La consideration de l’extréme pureté que la participation de ces saints mysteres desire, fait que cét auteur n’ose conseiller la communion de tous les jours aux ames qui vivent dans la pieté, et qui se trouvent entierement exemptes des playes mortelles ; quoy qu’elles ressentent quelques legeres blessures, et pour dire ainsi, des morsures de ces offenses, pour lesquelles les plus saints frappent tous les jours leurs poitrines, comme Saint Augustin parle ; il se contente de les exhorter à communier tous les dimanches ; et encore avec deux conditions extrémement considerables. L’une, qu’avant que de s’approcher de cette table sacrée, elles s’y purifient de leurs fautes, quoy que legeres, par les prieres et par les larmes. Et l’autre (qui est d’une extréme importance pour la conduite des ames, et qui ruine seule toutes vos maximes) de n’avoir point la volonté engagée dans ces pechez veniels.

Car il y a grande difference, comme Monsieur De Geneve l’enseigne excellemment en sa Philothee, (...) : ce qu’il explique par une comparaison si excellente, que je ne puis m’empescher de rapporter ses propres paroles. (...).

C’est pourquoy encore que les ressentimens de quelques atteintes du peché, n’empeschent pas que l’on ne communie tous les huit jours ; l’on ne le doit pas faire neantmoins, si l’on y a la volonté engagée : (...). Car alors on peut dire, qu’il y a dans l’estomach de l’ame, quoy que d’ailleurs saine, comme une mauvaise humeur qui l’empesche de digerer cette viande sainte.

Ce que Monsieur De Geneve a aussi parfaitement bien compris, ayant estably sur ce passage de Gennadius, la regle qu’il donne de la communion ; et l’ayant exprimée en des termes, lesquels je me crois obligé de rapporter ; parce que beaucoup de personnes s’efforcent d’autoriser leurs déreglemens par sa doctrine ; et separant, à vostre exemple, le conseil qu’il donne de communier toutes les semaines, d’avec les dispositions qu’il y juge necessaires, s’imaginent par un aveuglement déplorable, suivre les maximes de ce saint evesque, en quelque estat qu’ils communient, pourveu qu’ils le fassent souvent : comme les juifs se croyoient tres-religieux observateurs de la loy de Dieu, en observant quelques-uns de ses preceptes, selon la lettre qui tuë, et non selon l’esprit qui donne la vie.

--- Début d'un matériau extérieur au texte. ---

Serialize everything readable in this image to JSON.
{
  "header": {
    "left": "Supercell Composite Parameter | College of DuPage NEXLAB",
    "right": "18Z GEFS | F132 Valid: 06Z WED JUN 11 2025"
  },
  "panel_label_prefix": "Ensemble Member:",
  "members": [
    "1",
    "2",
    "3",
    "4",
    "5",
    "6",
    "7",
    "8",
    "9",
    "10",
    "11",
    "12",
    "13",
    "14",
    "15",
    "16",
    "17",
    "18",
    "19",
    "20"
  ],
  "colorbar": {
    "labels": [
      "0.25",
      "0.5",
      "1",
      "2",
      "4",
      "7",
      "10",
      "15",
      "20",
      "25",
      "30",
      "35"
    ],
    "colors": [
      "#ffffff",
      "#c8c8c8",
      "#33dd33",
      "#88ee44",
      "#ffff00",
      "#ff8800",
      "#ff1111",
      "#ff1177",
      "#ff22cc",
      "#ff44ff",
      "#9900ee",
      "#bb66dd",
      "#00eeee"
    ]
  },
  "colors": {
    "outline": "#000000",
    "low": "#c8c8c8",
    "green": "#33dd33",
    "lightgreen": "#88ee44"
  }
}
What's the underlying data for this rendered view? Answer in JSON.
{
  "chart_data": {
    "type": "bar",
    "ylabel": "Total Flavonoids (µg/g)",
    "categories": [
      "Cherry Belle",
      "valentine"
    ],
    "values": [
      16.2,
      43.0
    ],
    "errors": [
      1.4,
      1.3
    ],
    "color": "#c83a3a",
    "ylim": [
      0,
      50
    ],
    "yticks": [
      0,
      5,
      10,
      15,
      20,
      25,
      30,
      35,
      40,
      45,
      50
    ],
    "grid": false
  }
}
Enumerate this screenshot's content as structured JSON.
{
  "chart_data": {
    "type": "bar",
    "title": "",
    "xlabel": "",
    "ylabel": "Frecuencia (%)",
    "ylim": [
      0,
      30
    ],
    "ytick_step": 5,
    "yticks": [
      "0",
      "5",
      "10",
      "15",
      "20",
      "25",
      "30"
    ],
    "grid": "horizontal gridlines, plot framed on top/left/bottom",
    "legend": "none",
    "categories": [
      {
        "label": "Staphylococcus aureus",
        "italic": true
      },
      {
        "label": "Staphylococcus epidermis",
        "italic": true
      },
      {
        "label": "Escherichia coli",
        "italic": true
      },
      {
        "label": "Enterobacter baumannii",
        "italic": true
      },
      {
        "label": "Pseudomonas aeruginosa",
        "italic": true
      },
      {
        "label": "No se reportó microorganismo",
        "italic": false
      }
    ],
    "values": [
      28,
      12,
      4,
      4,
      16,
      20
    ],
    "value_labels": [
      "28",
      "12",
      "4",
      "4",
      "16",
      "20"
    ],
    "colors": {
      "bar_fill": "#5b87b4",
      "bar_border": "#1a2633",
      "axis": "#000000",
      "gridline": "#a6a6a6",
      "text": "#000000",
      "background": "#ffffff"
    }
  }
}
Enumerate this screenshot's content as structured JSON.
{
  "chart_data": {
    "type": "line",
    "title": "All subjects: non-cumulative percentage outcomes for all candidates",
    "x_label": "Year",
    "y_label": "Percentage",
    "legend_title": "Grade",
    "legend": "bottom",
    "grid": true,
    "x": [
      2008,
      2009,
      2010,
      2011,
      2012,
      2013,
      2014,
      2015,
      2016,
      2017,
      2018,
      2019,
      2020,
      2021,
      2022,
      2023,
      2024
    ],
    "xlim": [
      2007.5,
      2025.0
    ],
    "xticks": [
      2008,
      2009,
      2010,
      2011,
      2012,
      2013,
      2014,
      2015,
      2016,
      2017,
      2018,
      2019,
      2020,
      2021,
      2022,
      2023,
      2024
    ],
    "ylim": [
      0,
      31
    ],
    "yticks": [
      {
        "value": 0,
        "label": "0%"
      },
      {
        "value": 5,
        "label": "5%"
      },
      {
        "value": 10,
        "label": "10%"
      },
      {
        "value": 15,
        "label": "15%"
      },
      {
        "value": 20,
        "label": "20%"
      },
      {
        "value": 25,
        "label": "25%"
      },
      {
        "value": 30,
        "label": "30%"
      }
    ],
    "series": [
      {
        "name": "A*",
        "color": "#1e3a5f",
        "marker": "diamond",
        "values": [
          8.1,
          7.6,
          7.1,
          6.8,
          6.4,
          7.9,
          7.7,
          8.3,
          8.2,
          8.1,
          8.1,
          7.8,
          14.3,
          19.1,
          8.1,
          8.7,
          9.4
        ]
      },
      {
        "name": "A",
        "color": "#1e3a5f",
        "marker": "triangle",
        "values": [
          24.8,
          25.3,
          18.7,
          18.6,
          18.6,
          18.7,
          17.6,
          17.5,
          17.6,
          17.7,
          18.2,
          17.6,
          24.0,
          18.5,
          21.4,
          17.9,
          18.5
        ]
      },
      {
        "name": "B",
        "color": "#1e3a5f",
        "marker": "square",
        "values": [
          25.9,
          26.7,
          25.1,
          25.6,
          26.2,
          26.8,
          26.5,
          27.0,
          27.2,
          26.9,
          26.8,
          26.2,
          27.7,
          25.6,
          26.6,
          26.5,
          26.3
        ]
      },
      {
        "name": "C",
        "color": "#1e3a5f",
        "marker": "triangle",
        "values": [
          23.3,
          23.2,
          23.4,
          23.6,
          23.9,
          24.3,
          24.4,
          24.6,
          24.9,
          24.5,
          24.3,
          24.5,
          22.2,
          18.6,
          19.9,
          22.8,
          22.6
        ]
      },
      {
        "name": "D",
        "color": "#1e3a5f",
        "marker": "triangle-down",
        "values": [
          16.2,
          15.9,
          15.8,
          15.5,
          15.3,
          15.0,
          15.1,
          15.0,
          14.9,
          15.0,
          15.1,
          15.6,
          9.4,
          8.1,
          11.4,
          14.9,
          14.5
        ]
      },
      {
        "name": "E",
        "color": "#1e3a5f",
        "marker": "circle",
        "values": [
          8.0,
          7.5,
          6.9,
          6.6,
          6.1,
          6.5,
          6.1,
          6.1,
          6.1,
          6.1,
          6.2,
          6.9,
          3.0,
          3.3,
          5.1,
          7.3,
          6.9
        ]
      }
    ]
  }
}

Voicy comme ce saint homme parle ; (...), (c’est à dire, du livre des dogmes ecclesiastiques, qui est souvent cité sous le nom de Saint Augustin) (...). Ce n’est donc qu’à ceux, qui se trouvent dans cette disposition de cœur, et cette pureté de conscience, à qui Monsieur De Geneve conseille la communion de tous les huict jours ; et non pas indifferemment à toutes sortes de personnes, comme vous faites, ne laissant pas au jugement du confesseur d’en disposer autrement, selon l’estat de son malade. Et afin que vous ne croyez pas qu’il ait suivy ce sentiment sans l’avoir bien pesé, il le repete dans la conclusion de ce chapitre, et y establit comme une regle certaine et indubitable ; (...).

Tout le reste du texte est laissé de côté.